Final preparations for this year's spring wage offensive find Japanese organized labor in considerable disarray. There is apparently no key sector, public or private, able to play the traditional spearheading role.
Unions are fragmented, particularly by political differences, since the opposition parties they have traditionally supported did so badly in last summer's general election.
There are moves afoot to replace the present four main labour groupings with a single powerful entity, along the lines of the AFL-CIO or Britain's Trades Union Congress.
But this hardly creates a climate for pushing through demands for substantial wage increases and adoption of a five- day workweek this year.
Japanese salaries are traditionally raised at the start of the new business year April 1, leading to the postwar emergence of the spring labor offensive known as "shunto." Over a period of weeks or even months, millions of unionists stage sporadic strikes, go-slows, workshop rallies, and street marches.
Usually one key industry (traditionally it was steel, and more recently automaking) settles, creating a precedent around which other sectors maneuver depending on the economic circumstances of individual companies.
This year, major labor groups are seeking a 10 percent pay increase, which means about $90 to $100 on the average Japanese salary of $900 a month (considerably supplemented by fringe benefits and semiannual bonuses equivalent to several months' pay).
Employers want to hold the line at 6.7 percent, the average of last year's awards.
The unions feel their demand is not excessive in view of the fact that inflation last year topped 7 percent.
There is a widespread feeling that labor, rather than management, has been forced to carry an unfair share of the heavy burden imposed on the Japanese economy, primarily by the rising cost of crude oil imports.
Thus the slogan for the spring campaign: "Stable economic growth through expanded consumer spending," resulting from higher pay.
Management is insisting that raises be held within the increase in productivity to avoid being inflationary (labor says that because of inflation last year, wages, in fact, have fallen behind productivity gains).

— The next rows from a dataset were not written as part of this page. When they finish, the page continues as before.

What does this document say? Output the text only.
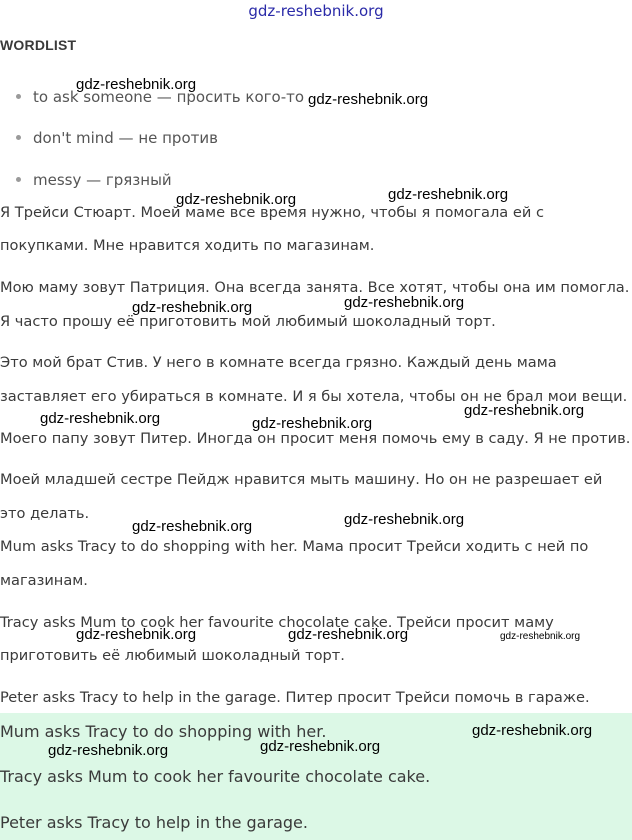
gdz-reshebnik.org
WORDLIST
to ask someone — просить кого-то
don't mind — не против
messy — грязный
Я Трейси Стюарт. Моей маме все время нужно, чтобы я помогала ей с
покупками. Мне нравится ходить по магазинам.
Мою маму зовут Патриция. Она всегда занята. Все хотят, чтобы она им помогла.
Я часто прошу её приготовить мой любимый шоколадный торт.
Это мой брат Стив. У него в комнате всегда грязно. Каждый день мама
заставляет его убираться в комнате. И я бы хотела, чтобы он не брал мои вещи.
Моего папу зовут Питер. Иногда он просит меня помочь ему в саду. Я не против.
Моей младшей сестре Пейдж нравится мыть машину. Но он не разрешает ей
это делать.
Mum asks Tracy to do shopping with her. Мама просит Трейси ходить с ней по
магазинам.
Tracy asks Mum to cook her favourite chocolate cake. Трейси просит маму
приготовить её любимый шоколадный торт.
Peter asks Tracy to help in the garage. Питер просит Трейси помочь в гараже.
Mum asks Tracy to do shopping with her.
Tracy asks Mum to cook her favourite chocolate cake.
Peter asks Tracy to help in the garage.
gdz-reshebnik.org
gdz-reshebnik.org
gdz-reshebnik.org	gdz-reshebnik.org
gdz-reshebnik.org	gdz-reshebnik.org
gdz-reshebnik.org	gdz-reshebnik.org
gdz-reshebnik.org
gdz-reshebnik.org	gdz-reshebnik.org
gdz-reshebnik.org	gdz-reshebnik.org	gdz-reshebnik.org
gdz-reshebnik.org	gdz-reshebnik.org
gdz-reshebnik.org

A report by the federation of employers' associations argues that Japan has outperformed the rest of the world industrially in recent times only because of moderate wage increases.
It concedes that Japanese workers have suffered a decline in real wages, but points out that Americans and Europeans are in worse shape, with double-digit inflation.

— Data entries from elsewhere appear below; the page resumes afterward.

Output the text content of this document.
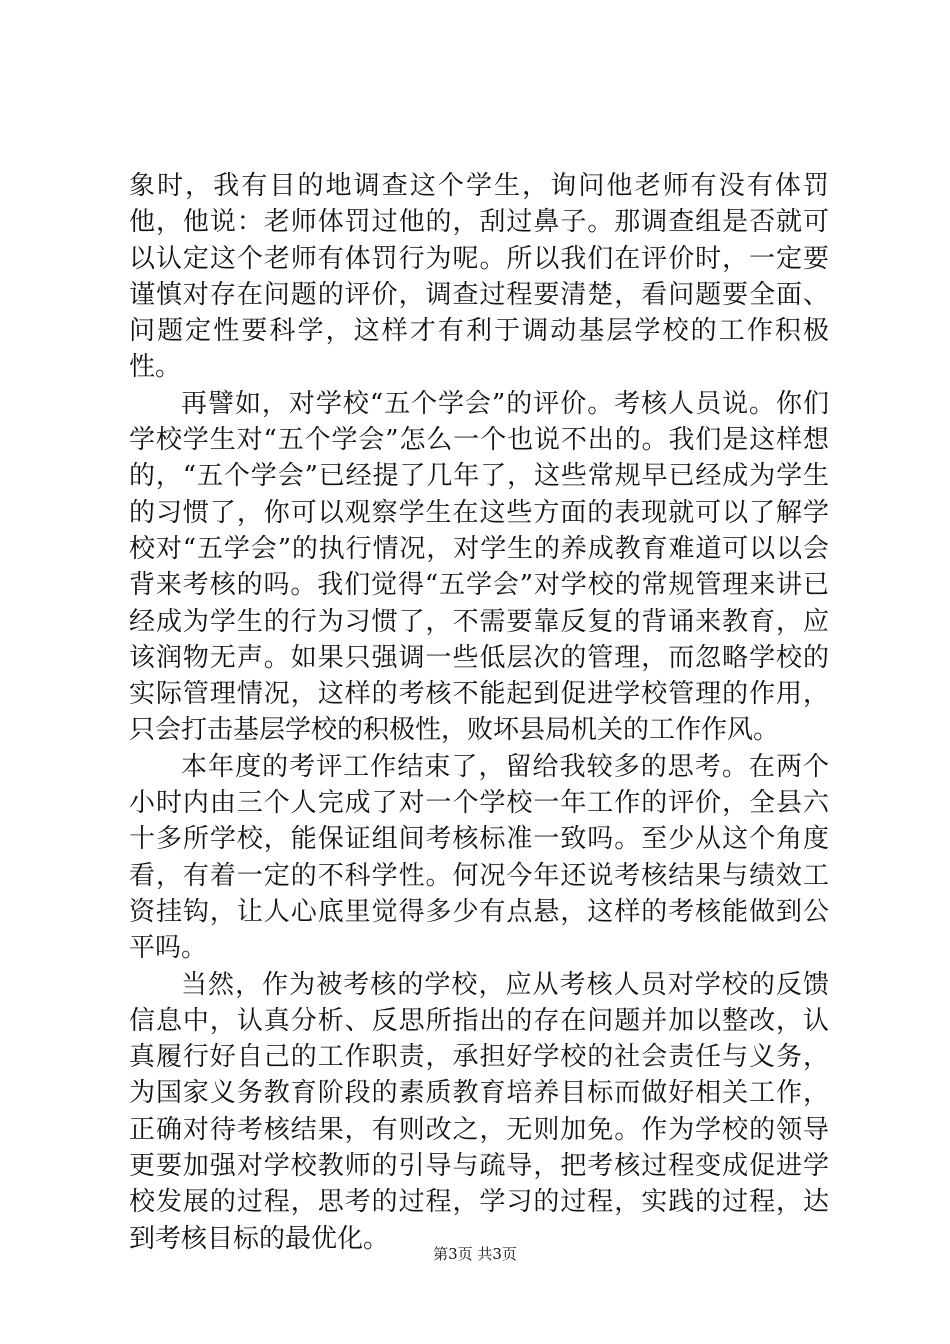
象时，我有目的地调查这个学生，询问他老师有没有体罚他，他说：老师体罚过他的，刮过鼻子。那调查组是否就可以认定这个老师有体罚行为呢。所以我们在评价时，一定要谨慎对存在问题的评价，调查过程要清楚，看问题要全面、问题定性要科学，这样才有利于调动基层学校的工作积极性。

再譬如，对学校“五个学会”的评价。考核人员说。你们学校学生对“五个学会”怎么一个也说不出的。我们是这样想的，“五个学会”已经提了几年了，这些常规早已经成为学生的习惯了，你可以观察学生在这些方面的表现就可以了解学校对“五学会”的执行情况，对学生的养成教育难道可以以会背来考核的吗。我们觉得“五学会”对学校的常规管理来讲已经成为学生的行为习惯了，不需要靠反复的背诵来教育，应该润物无声。如果只强调一些低层次的管理，而忽略学校的实际管理情况，这样的考核不能起到促进学校管理的作用，只会打击基层学校的积极性，败坏县局机关的工作作风。

本年度的考评工作结束了，留给我较多的思考。在两个小时内由三个人完成了对一个学校一年工作的评价，全县六十多所学校，能保证组间考核标准一致吗。至少从这个角度看，有着一定的不科学性。何况今年还说考核结果与绩效工资挂钩，让人心底里觉得多少有点悬，这样的考核能做到公平吗。

当然，作为被考核的学校，应从考核人员对学校的反馈信息中，认真分析、反思所指出的存在问题并加以整改，认真履行好自己的工作职责，承担好学校的社会责任与义务，为国家义务教育阶段的素质教育培养目标而做好相关工作，正确对待考核结果，有则改之，无则加免。作为学校的领导更要加强对学校教师的引导与疏导，把考核过程变成促进学校发展的过程，思考的过程，学习的过程，实践的过程，达到考核目标的最优化。

第3页 共3页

With government backing, management is insisting that the Japanese economy is still beset by sluggish consumer spending and slow industrial production, with the outlook far from promising for the sectors that have traditionally led the way on wage settlements.

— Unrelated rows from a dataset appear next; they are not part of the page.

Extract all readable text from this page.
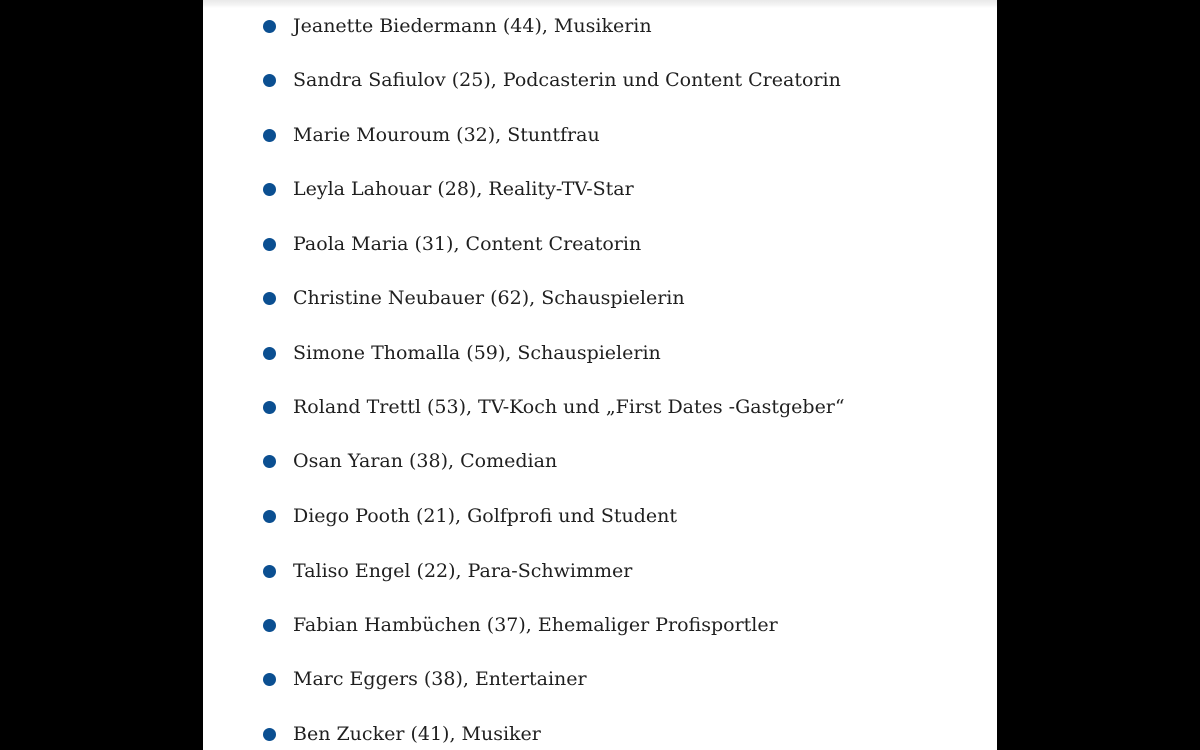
Jeanette Biedermann (44), Musikerin
Sandra Safiulov (25), Podcasterin und Content Creatorin
Marie Mouroum (32), Stuntfrau
Leyla Lahouar (28), Reality-TV-Star
Paola Maria (31), Content Creatorin
Christine Neubauer (62), Schauspielerin
Simone Thomalla (59), Schauspielerin
Roland Trettl (53), TV-Koch und „First Dates -Gastgeber“
Osan Yaran (38), Comedian
Diego Pooth (21), Golfprofi und Student
Taliso Engel (22), Para-Schwimmer
Fabian Hambüchen (37), Ehemaliger Profisportler
Marc Eggers (38), Entertainer
Ben Zucker (41), Musiker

The main problem for the unions at present is finding someone to lead the way. The public sector -- in various government offices and public corporations , as well as the national railways -- faces government determination to slash spending as part of a national financial reconstruction program to end chronic budgetary deficits.
The Council of Public Corporation and Government Workers' Unions (Korokyo) admits with an air of resignation that it hasn't even begun to draft its demands.
It is hampered by the depression that settled over its parent body, the 4 million-strong General Council of Trade Unions (Sohyo) after the crushing defeat of the opposition parties in last year's general election. Sohyo supports the Socialist Party.
Within Korokyo's ranks, the two main unions of national railways are absorbed in fighting a court case brought by management claiming about $10 million damages for disruptions to services caused by a long struggle for restoration of the right to strike.
The postal worker's union leadership in disarray after losing a struggle against post office plans to increase productivity, while telecommunications workers are still recovering from defeat over their demands for special allowances.